Sports betting site DraftKings is only issuing credits while events are canceled during the pandemic, but that hasn’t stopped it from plans to go public this month.
The Boston-based company will go public through a reverse merger, under terms of a deal made last December with gaming technology provider SBTech and sports acquisition company Diamond Eagle Acquisition Corp., which is publicly traded. Diamond Eagle will change its name to DraftKings Inc. as part of the deal, as well.
The deal values DraftKings at $3.3 billion. Shareholders for Diamond Eagle will vote on April 23, which will be a continued meeting from an earlier one postponed due to the pandemic.

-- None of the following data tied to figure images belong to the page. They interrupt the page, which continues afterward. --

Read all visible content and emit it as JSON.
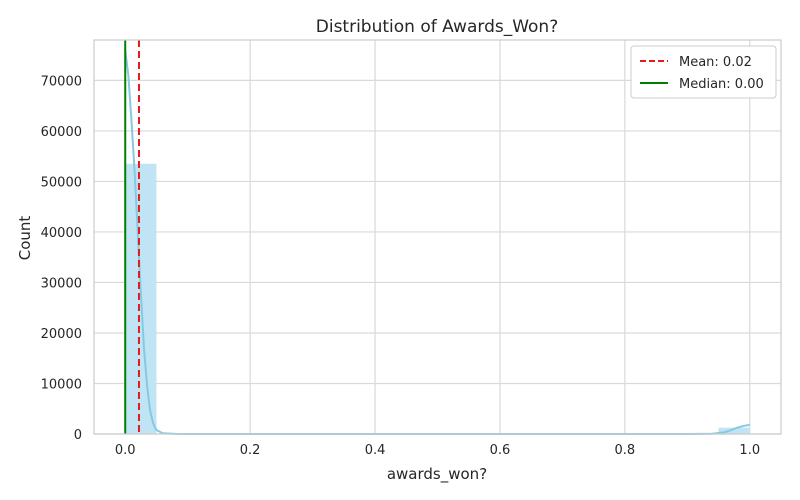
{
  "chart_data": {
    "type": "bar",
    "title": "Distribution of Awards_Won?",
    "xlabel": "awards_won?",
    "ylabel": "Count",
    "xlim": [
      -0.05,
      1.05
    ],
    "ylim": [
      0,
      78000
    ],
    "xticks": [
      0.0,
      0.2,
      0.4,
      0.6,
      0.8,
      1.0
    ],
    "xtick_labels": [
      "0.0",
      "0.2",
      "0.4",
      "0.6",
      "0.8",
      "1.0"
    ],
    "yticks": [
      0,
      10000,
      20000,
      30000,
      40000,
      50000,
      60000,
      70000
    ],
    "ytick_labels": [
      "0",
      "10000",
      "20000",
      "30000",
      "40000",
      "50000",
      "60000",
      "70000"
    ],
    "grid": true,
    "bins": [
      {
        "x0": 0.0,
        "x1": 0.05,
        "count": 53500
      },
      {
        "x0": 0.95,
        "x1": 1.0,
        "count": 1250
      }
    ],
    "kde": [
      [
        0.0,
        76000
      ],
      [
        0.005,
        71000
      ],
      [
        0.01,
        62000
      ],
      [
        0.015,
        52000
      ],
      [
        0.02,
        40000
      ],
      [
        0.025,
        28000
      ],
      [
        0.03,
        17000
      ],
      [
        0.035,
        9500
      ],
      [
        0.04,
        4500
      ],
      [
        0.045,
        2000
      ],
      [
        0.05,
        800
      ],
      [
        0.06,
        150
      ],
      [
        0.08,
        20
      ],
      [
        0.1,
        0
      ],
      [
        0.9,
        0
      ],
      [
        0.94,
        60
      ],
      [
        0.96,
        350
      ],
      [
        0.97,
        750
      ],
      [
        0.98,
        1250
      ],
      [
        0.99,
        1600
      ],
      [
        1.0,
        1800
      ]
    ],
    "mean": {
      "value": 0.022,
      "label": "Mean: 0.02",
      "color": "#e41a1c",
      "style": "dashed"
    },
    "median": {
      "value": 0.0,
      "label": "Median: 0.00",
      "color": "#008000",
      "style": "solid"
    },
    "bar_color": "#c0e4f3",
    "kde_color": "#87c9e0",
    "legend_position": "top-right"
  }
}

Diamond Eagle is what’s called a “blank check company” that raised $400 million for DraftKings in an initial public offering last May. As part of this deal, shares will be issued in the company’s DEAC Nevada unit as well.
Diamond Eagle is a special purpose acquisition company that was already publicly traded. That means DraftKings, by merging with it, can go public without going through a traditional initial public offering process.
The new, merged company will still be helmed by DraftKings CEO and co-founder Jason Robins, and the company will be based in Nevada alongside its initial base in Boston. The company also has offices in New York, New Jersey, San Francisco and Las Vegas.
Robins said he looks forward to opening even more offices and continuing to create an engaging experience for sports fans.
SBTech said it would continue its current focuses and looked forward to conjoining its workings with DraftKings. As both are “tech native” companies, SBTech felt the merger would allow for expansion in the field.
As the coronavirus mandates a ban on large gatherings to contain the virus, gamblers have been starved for options to indulge in the practice. In lieu of the usual array of games, they’ve been betting on Eastern European table tennis.